2014年2月 翻訳のヒント(英訳) - 明細書英訳(従来技術と過去形)
日本の明細書では一般に、発明が従来の技術とどのように異なりその違いがどのような効果をもたらすのかが記述されます。その記述は、主に【背景技術】や【発明が解決しようとする課題】という見出しのもとにおいてなされ、従来品にどのような問題があるのか、そしてどのような改善が望まれていたのかが述べられます。
そこでたまに見られるのが次のような文章です。
例1)特許文献1に記載の装置では開口部が装置側面に設けられていた。
例2)特許文献1には、AがBであることが記載されていた。
例3)特許文献1では動力源に太陽エネルギーや風力などの自然エネルギーを利用していた。
これらの文に共通の表現上の特徴にお気づきでしょうか?それは「た」で終わる文章であることです。
翻訳初心者は日本語の文末が「た」で終わっていると、英訳の際に即、過去形をあててしまいがちです。
しかし、日本語の「時制」(日本語文法にこの言葉を使うのが正しいかどうかは別として)は英語の時制とは異なります。「た」で終っている文章でも「過ぎ去ってしまった過去の事象」を述べているとは限りません。
日常会話の次の例を考えてみてください。
a)「どう?見える?」「見えた、見えた!」
b)「良くわかりました。」
これらの表現において、「た」は過ぎ去った過去のことを示すものではありません。
最初の例文に戻ると、例1)では、「設けられていた」からとって、
The apparatus disclosed in ..... had ....
とか、
An opening was provided .....
と訳すと、かつては設けられていた(が、今はそうではないかもしれない)ということになりますから、非常に不自然です。

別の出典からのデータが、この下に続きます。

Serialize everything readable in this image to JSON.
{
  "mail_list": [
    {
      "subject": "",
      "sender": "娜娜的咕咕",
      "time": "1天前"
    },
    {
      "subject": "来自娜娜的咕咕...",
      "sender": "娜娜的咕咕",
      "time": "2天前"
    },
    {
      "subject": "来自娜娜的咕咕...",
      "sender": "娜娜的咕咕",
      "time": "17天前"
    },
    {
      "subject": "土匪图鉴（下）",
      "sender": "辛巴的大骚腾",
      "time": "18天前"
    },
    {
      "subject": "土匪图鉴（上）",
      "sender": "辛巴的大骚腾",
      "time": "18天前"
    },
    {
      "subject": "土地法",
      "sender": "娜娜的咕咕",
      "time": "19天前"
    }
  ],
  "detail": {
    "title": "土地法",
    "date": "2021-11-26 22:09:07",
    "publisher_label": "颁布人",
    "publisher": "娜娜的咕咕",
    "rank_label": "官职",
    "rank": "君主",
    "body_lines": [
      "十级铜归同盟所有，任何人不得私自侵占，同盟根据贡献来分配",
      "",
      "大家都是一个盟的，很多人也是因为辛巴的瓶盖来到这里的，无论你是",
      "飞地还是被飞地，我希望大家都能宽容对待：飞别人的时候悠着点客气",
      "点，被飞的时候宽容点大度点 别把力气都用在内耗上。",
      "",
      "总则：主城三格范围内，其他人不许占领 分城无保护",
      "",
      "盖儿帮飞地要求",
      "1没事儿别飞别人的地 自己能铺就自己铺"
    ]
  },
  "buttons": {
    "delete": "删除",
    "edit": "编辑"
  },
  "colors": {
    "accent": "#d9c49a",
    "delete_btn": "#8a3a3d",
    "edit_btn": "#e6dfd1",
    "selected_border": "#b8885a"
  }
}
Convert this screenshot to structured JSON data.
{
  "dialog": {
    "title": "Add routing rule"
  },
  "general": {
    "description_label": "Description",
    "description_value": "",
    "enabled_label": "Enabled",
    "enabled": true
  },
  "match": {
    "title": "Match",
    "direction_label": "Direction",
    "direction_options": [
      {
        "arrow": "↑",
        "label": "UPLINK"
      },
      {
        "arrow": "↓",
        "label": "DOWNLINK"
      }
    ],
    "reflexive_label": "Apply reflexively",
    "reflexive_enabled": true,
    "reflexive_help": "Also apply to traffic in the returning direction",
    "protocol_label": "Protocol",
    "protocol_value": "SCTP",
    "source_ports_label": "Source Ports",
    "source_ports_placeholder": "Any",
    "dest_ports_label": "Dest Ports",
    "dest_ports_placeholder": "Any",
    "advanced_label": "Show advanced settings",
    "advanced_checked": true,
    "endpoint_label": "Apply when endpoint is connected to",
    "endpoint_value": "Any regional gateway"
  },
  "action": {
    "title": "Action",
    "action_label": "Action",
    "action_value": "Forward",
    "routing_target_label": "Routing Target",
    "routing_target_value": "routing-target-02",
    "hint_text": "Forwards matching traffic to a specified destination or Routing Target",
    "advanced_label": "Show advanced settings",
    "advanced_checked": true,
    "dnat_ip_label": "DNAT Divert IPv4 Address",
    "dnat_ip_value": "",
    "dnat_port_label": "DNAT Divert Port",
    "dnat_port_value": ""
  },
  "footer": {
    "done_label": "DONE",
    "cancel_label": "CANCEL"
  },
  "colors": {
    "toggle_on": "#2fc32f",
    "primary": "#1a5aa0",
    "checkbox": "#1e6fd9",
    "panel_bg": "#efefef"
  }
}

むしろ、例1)から例3)は、次のように日本語を読みかえてみると、どういう訳がより適切か、理解できると思います。
例1’)特許文献1に記載の装置では開口部が装置側面に設けられている。
例2’)特許文献1には、AがBであることが記載されている。
例3’)特許文献1では動力源に太陽エネルギーや風力などの自然エネルギーを利用する。
このように書き換えてみても、主張すべき意味・内容が変わってくるでしょうか?変わりませんし、むしろ、これらの日本語表現に置き換えた上で訳す必要があります。なぜなら、例1)では、特許文献1に記載の装置は、時空を超えて常にその開口部が装置側面に存在するわけですし、例2)では、特許文献1は、昨日読んでも、今日読んでも、また来年読んでも、つまり時空を超えて、「AがBである」ということが記載されているからです。
つまり、これらの例文は、英語では全て現在形で書かなければなりません。
ぼんやりしていると、ついうっかりしがちですので気をつけましょう。